PLANS to transfer the management of Reading and Bristol Temple Meads stations from First Great Western to Network Rail are being developed, but no decisions have yet been made.
Network Rail has moved to deny reports that the deal is already done, but even so it has taken over the letting of retail units at Reading, which is being modernised and enlarged by the addition of five more platforms. The company is letting the space because it says there is an 'aspiration' at the Department for Transport for both Reading and Bristol Temple Meads to become Network Rail-managed stations from next April.
A major overbridge with room for retail space was opened at Reading earlier this year as one phase of the station's development was completed, and all the signs at the modernised station already follow the standard Network Rail style.
Network Rail said that Hotel Chocolat, Boots, The Cornish Pasty Co, Upper Crust, Cards Galore and Oliver Bonas 'are all primed to start work on units in the newly constructed part of the station'. The new retailers will join a small Starbucks unit which has been on the overbridge since it opened in April this year.
Hamish Kiernan, Network Rail’s interim commercial director, said: "Reading station is bigger and better than ever, but we know passengers want more retail choices in the new part of the station.
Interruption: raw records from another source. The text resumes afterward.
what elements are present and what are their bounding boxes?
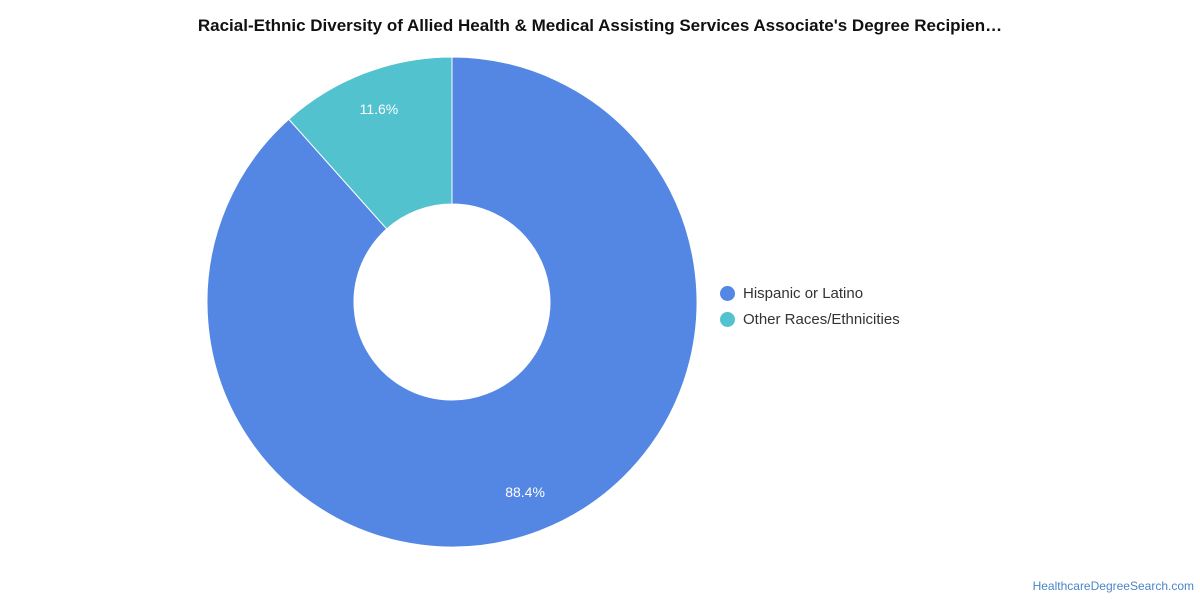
legend-label: Hispanic or Latino — [743, 284, 864, 302]
legend-swatch — [720, 285, 735, 301]
slice-data-label: 11.6% — [360, 101, 399, 117]
donut-slice[interactable] — [288, 56, 453, 230]
chart-title: Racial-Ethnic Diversity of Allied Health… — [197, 16, 1003, 35]
slice-data-label: 88.4% — [505, 484, 545, 500]
legend-swatch — [720, 311, 735, 327]
legend-item-other-races[interactable]: Other Races/Ethnicities — [720, 306, 900, 332]
chart-legend: Hispanic or Latino Other Races/Ethniciti… — [720, 280, 900, 332]
legend-label: Other Races/Ethnicities — [743, 310, 900, 328]
legend-item-hispanic-or-latino[interactable]: Hispanic or Latino — [720, 280, 900, 306]
source-link[interactable]: HealthcareDegreeSearch.com — [1032, 579, 1194, 593]
donut-slice[interactable] — [206, 56, 698, 548]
We are pleased to be able to announce that the new stores will be ready to welcome customers from April 2014."
Retail sales in Network Rail stations have continued to defy trends in the high street. The company said in September there was 6.4 per cent growth in like-for-like sales from April to June 2013, while high street sales for the same period were just 0.4 per cent.
The work at Reading should be complete by 2015, when a 2km flyover will be opened west of the station to reduce conflicting movements on the Great Western Main Line.
Network Rail inherited the management of a number of major stations from Railtrack in 2001-2. Stations like London Euston, Leeds, Manchester Piccadilly and Glasgow Central were never managed by franchises because at privatisation it was envisaged that stations like these would be sold and become independent, like airports. However, the plans for the creation of 'independent station operators' were later dropped.